Cheers Daniel,
If I may, I would just like to show you what I have so far for the ISR code for the serial interrupt.
my channel that I am using to store the received command is called RX_chars. The function below gets attached to the serial object - pc in main().
The function is not working as expected however as it seems to send a signal for a single received command. Followed by the program crashing. I know the program stops functioning as I have a LED toggling as one of the processes. This stops occurring.
#ifndef SERIAL_H
#define SERIAL_H
#include <processes.h>
Serial pc(USBTX, USBRX); // tx, rx
void signal_serial() //signal RTOS event that RXinterrupt has been asserted
{
char temp = 0;
OS::TISRW ISR;
while(pc.readable())
{
temp = pc.getc();
if(temp !='\n')
RX_chars.push(temp);
else if(temp == '\n')
{
RX_chars.push('\0');
RX_flag.Signal();
}
}
}
#endif
I think I am doing something wrong in my interrupt ISR as shown above.

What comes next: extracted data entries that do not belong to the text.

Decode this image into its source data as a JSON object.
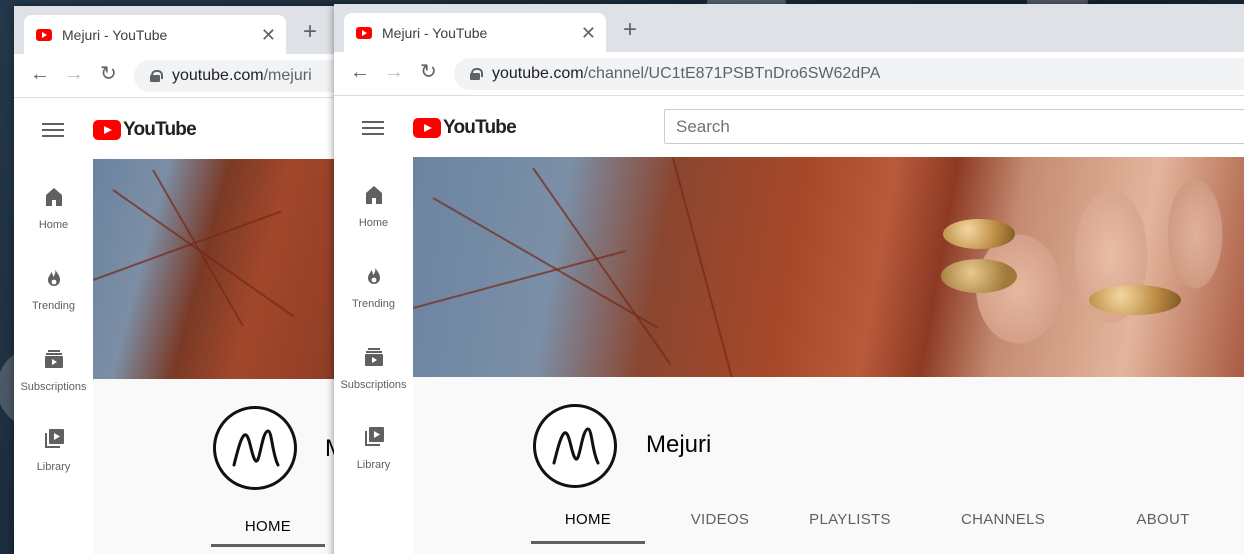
{
  "back_window": {
    "tab": {
      "title": "Mejuri - YouTube",
      "close": "✕"
    },
    "new_tab": "+",
    "url": {
      "host": "youtube.com",
      "path": "/mejuri"
    },
    "yt": {
      "logo_text": "YouTube",
      "guide": [
        {
          "label": "Home",
          "icon": "home-icon"
        },
        {
          "label": "Trending",
          "icon": "flame-icon"
        },
        {
          "label": "Subscriptions",
          "icon": "subscriptions-icon"
        },
        {
          "label": "Library",
          "icon": "library-icon"
        }
      ],
      "channel_name_partial": "M",
      "tabs": [
        "HOME"
      ]
    }
  },
  "front_window": {
    "tab": {
      "title": "Mejuri - YouTube",
      "close": "✕"
    },
    "new_tab": "+",
    "url": {
      "host": "youtube.com",
      "path": "/channel/UC1tE871PSBTnDro6SW62dPA"
    },
    "yt": {
      "logo_text": "YouTube",
      "search_placeholder": "Search",
      "guide": [
        {
          "label": "Home",
          "icon": "home-icon"
        },
        {
          "label": "Trending",
          "icon": "flame-icon"
        },
        {
          "label": "Subscriptions",
          "icon": "subscriptions-icon"
        },
        {
          "label": "Library",
          "icon": "library-icon"
        }
      ],
      "channel_name": "Mejuri",
      "tabs": [
        "HOME",
        "VIDEOS",
        "PLAYLISTS",
        "CHANNELS",
        "ABOUT"
      ],
      "active_tab": "HOME"
    }
  },
  "nav": {
    "back": "←",
    "forward": "→",
    "reload": "↻"
  },
  "colors": {
    "youtube_red": "#ff0000",
    "tabstrip": "#dee1e6",
    "omnibox": "#f1f3f4"
  }
}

For clarity, I have included the program which, when it is finished will parse the command and deal with it.
#pragma once
#ifndef COMMAND_HANDLER_H
#define COMMAND_HANDLER_H
#include
template<> OS_PROCESS void Command_handler::Exec() //serial stream handling process
{
char RX_Command[100] = "";
for(;;)
{
RX_flag.Wait(); //suspend and wait for a command
RX_chars.read(RX_Command, RX_chars.get_count());
RX_chars.flush(); //flush the channel
pc.printf("Command received was: %s \n", RX_Command);
}
}
#endif
Thanks again.
Greg
I know there were FreeRTOS ports done before but they used an external compiler and I personally find FreeRTOS big and confusing. I looked around and found something called scmRTOS. It makes quite heavy use of C++ OOP and templates so I was a bit skeptical at first, but looks like it's used quite sensibly - to make most of the OS configuration resolve at compile-time. No RTTI or exceptions are used, and the generated code looks quite compact.
There was a port for Cortex-M3 (STM32, but chip-specific bits were nicely isolated), so I could make it compile with the online compiler pretty quickly. And it does seem to work - I have three processes running which communicate using "event flags" (binary semaphores) and happily toggle the leds. The docs are somewhat Runglish-y, but at least the are some available!
Check it out: scmRTOS_test
If you want to use the code for your own program, don't forget to change at least the process count in scmRTOS_config.h.
I'm still learning the code myself but if you have any questions, ask away - I can at least cross-check with the Russian docs.